|No such thing as a small change|
I did not mean to suggest you are anti P6, rabidly or otherwise. 1
You say I've "taken "use" to mean 'play with', 'experiment', 'try out'". No, not if the context is serious use. Yes, if the context is a project that is at an early stage in its development, even if the end goal is serious use. You say "that isn't "use"." I disagree. 2
v5 being able to work at the block level is simply part of Larry Wall's slang design. 3 Whether it's naive and unnecessary (your view) or brilliant and pragmatic (mine) it's nothing specific to v5 and it's 100% Larry's responsibility, not FROGGS'. It's also basically sunk cost. So I don't think it's productive to talk further about the cost of building P6 or v5 this way.
I understand the point you were trying to make with "another example of misleading information", but please know that I currently entirely reject the notion that any information I have provided thus far is misleading, including my comments about v5, so I find talk of "another" example completely unreasonable.
According to jnthn (Rakudo's architect) Rakudo's gather/take implementation is lazy, non-batching. According to Larry Wall, Niecza's is lazy and probably non-batching. (Sorear, Niecza's original author did not answer my request for clarification; he's now busy working on Rakudo so it's mostly a moot point.)

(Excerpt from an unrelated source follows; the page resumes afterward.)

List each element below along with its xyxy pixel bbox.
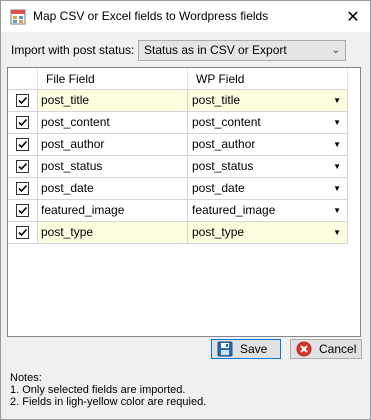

I couldn't tell, but it seemed like you might be thinking that batching is sort of laziness-lite. The P6 design specifies four levels of laziness: strictly lazy, mostly lazy, mostly eager, strictly eager. Consider a one million line file. Eager processing will read the whole file in one go. So instead you might want to process it lazily. But do you really want to read it strictly lazily, one line at a time, or would you really prefer a mostly lazy mode that reads lines in batches (even though it still delivers it to your consuming code one item at a time)? Sometimes you really will want to read one line at a time, other times batching is best; the P6 design allows you to control which strategy to use.
1 If my memory of the last couple years here at PM serves me right you've kept your P6 comments mostly focused on what you would want from P6; have focused attention on your personal top issues, with CPU bound speed being one I remember (and threads being another from a recent comment); and have otherwise generally held a healthily (primarily technically) skeptical view. I applaud all of this.
2 sundialsvc4's original post is clearly focused on serious use. However, it makes no sense to me that, if there were a project with the goal of achieving what he wants, he would not consider using early (or even late) versions of that project to provide feedback. Such usage would not properly be described as serious use but rather as trying it out or playing with it. The seriousness is about the intended usage once the project has delivered on its goal(s), not how one uses it before it gets there. That said, I did not respond to sundialsvc4.
Ralesk's comment specifically focused on an "experiment". Although I'd say "experiment" is not a suitable tag for v5 (3 month old project is better, though that ignores the years of foundation work it builds on), I thought its goal perfectly fit Ralesk's project description. Ralesk responded that he could not actually use v5. First he talks of an experiment, then suddenly it has to be finished even though no other such finished project exists? I think he may have been kidding, but this leads to another problem.
PerlMonks is supposed to be a resource for the silent majority, newcomers to the Perl world, random googlers, and more. A lot of folk who've heard of P6 inaccurately think it's a dead or struggling project that hasn't shipped software. Comments like Ralesk's reinforce that false viewpoint. If I think a commenter is obviously a troll, I generally leave it alone. If it's an obvious joke, I might reply in kind. If not, I sometimes try to figure out a response to set the record straight.
3 Slangs aren't about mixing P5 and P6. They are about recursing into arbitrary sub-languages at any point. P6 itself consists of a series of slangs for general code, regexen, strings, and so forth. Programmers will remain oblivious of this internal reality when first learning P6, and may choose to always ignore it, but the slang architecture is one of several pieces that give Perl, via P6, the capacity lisp has had since the 1950s for supporting continual, fluid evolution and innovation (in lisp's case, by writing s-expressions, in Perl's by writing Perl).